First-time leaders of new nations matter. Just think of the difference it has made to their respective countries having Nelson Mandela as President of South Africa, while neighbouring Zimbabwe has had to endure Robert Mugabe. Among Canada's manifold blessings, one of the most significant (and least appreciated) is that Sir John A. Macdonald was our first Prime Minister.
John A. Macdonald had as many accomplishments as William Gladstone and was as interesting as Benjamin Disraeli. His contemporary, Abraham Lincoln, preserved a nation, but Sir John A. Macdonald, along with Sir George-Étienne Cartier, created one. As Richard Gwyn argues in his splendid new biography, Macdonald was "the man who made us."1
We all know Macdonald as the worthy Father of Confederation, the man who presided over the London Conference of 1866 and negotiated with the Colonial Office on the final drafting of the British North America Act, but we make a mistake if we put him on a pedestal or think of him only as a Victorian statesman. John A. was a character - a raffish, flawed, endlessly entertaining individual. Seeing Sir John A. on his first visit to Winnipeg in 1886, a young Tory interrupted his cheering to exclaim "he's a seedy old beggar, isn't he?"2 And so he was. Born in 1815, the year of Waterloo, immigrating to Canada in 1820, and coming to maturity before Victoria became Queen, Macdonald was always more a man of the hard-drinking, dandified, witty, demi-monde Regency than the dour, sober, respectable mid-Victorian Era.3 John A., for example, once challenged an opponent to a duel! The world may view us - and we may view ourselves - as earnest, worthy, dull, Boy Scouts, but we were founded by a man who was anything but. Recognizing his own frailties, he was never too hard on the inadequacies of others. Understanding human nature, with a laugh and a wink, he was able to nudge his fellow citizens toward greatness.
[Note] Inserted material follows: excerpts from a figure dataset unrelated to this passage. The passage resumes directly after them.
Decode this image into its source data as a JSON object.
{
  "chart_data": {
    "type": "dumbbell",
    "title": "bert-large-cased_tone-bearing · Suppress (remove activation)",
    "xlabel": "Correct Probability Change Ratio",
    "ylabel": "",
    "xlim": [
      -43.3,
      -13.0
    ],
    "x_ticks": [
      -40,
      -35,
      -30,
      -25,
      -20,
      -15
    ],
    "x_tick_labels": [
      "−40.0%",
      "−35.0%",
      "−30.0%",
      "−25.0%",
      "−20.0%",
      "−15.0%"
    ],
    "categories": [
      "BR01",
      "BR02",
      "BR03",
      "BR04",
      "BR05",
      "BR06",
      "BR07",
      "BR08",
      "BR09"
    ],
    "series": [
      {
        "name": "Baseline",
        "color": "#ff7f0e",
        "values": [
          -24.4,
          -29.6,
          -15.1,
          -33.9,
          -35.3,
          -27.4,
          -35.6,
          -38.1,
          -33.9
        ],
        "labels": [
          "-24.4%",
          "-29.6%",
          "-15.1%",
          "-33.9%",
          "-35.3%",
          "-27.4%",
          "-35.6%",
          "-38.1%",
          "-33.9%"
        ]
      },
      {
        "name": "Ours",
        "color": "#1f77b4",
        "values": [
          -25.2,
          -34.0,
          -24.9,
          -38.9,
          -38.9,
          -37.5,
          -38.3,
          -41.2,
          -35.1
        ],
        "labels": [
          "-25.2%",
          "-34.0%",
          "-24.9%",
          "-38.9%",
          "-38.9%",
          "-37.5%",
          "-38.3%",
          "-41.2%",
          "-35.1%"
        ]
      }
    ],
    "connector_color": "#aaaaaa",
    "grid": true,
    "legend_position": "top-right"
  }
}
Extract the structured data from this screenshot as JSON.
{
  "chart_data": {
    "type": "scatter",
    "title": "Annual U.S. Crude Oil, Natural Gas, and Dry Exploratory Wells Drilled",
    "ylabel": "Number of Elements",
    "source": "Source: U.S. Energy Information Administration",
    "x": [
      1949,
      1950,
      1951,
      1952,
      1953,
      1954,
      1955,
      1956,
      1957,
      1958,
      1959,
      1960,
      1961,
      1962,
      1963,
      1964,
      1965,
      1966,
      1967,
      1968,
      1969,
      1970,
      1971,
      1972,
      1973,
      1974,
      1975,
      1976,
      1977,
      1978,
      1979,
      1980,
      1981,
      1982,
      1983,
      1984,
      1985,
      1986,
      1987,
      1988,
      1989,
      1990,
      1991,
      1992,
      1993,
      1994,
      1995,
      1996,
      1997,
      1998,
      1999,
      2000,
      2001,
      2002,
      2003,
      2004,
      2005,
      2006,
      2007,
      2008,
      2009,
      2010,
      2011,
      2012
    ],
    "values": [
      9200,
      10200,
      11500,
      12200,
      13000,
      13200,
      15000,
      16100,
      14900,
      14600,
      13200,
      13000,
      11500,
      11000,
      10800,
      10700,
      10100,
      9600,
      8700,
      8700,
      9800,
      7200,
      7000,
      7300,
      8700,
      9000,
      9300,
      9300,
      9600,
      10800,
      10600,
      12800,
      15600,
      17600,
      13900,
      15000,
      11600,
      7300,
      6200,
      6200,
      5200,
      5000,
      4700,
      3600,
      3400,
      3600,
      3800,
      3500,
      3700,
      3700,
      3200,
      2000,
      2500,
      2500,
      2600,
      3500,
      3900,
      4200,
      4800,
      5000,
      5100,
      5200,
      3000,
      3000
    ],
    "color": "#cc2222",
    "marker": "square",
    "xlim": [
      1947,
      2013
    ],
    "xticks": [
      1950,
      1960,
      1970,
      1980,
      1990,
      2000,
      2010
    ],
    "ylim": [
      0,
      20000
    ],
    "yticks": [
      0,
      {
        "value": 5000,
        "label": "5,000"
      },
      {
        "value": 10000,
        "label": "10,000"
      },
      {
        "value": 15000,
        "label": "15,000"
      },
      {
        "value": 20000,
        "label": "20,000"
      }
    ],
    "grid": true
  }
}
Library and Archives Canada, therefore, is to be congratulated for digitizing tens of thousands of documents and artifacts in their new website exhibit: "Sir John A. Macdonald: Canada's Patriot Statesman," which this Forum of Democracy event is helping to launch. I have used this site, for example, to download Sir John A.'s campaign speeches, and anyone exploring the exhibit's riches will discover, in the words of P.B. Waite, that Macdonald "was, and he is, tremendous company."4
1 Richard Gwyn, (2007), The Man Who Made Us, Toronto, Random House Canada.
2 Quoted in Cynthia M. Smith, Ed., with Jack McLeod, (1986), Sir John A., Toronto, Oxford University Press: 148.
3 This point has been made by biographers such as Donald Creighton and P. B. Waite. In fact, Macdonald made it his habit to defeat those who were the personification of Victorian virtue - George Brown, Alexander Mackenzie, and Edward Blake - and like an ageing Muhammad Ali versus George Foreman, Macdonald still had enough left to dispatch the coming champion (Wilfred Laurier) in 1891.
4 P.B. Waite, (1975), Macdonald: His Life and World, Toronto, McGraw-Hill Ryerson, Ltd.: 216.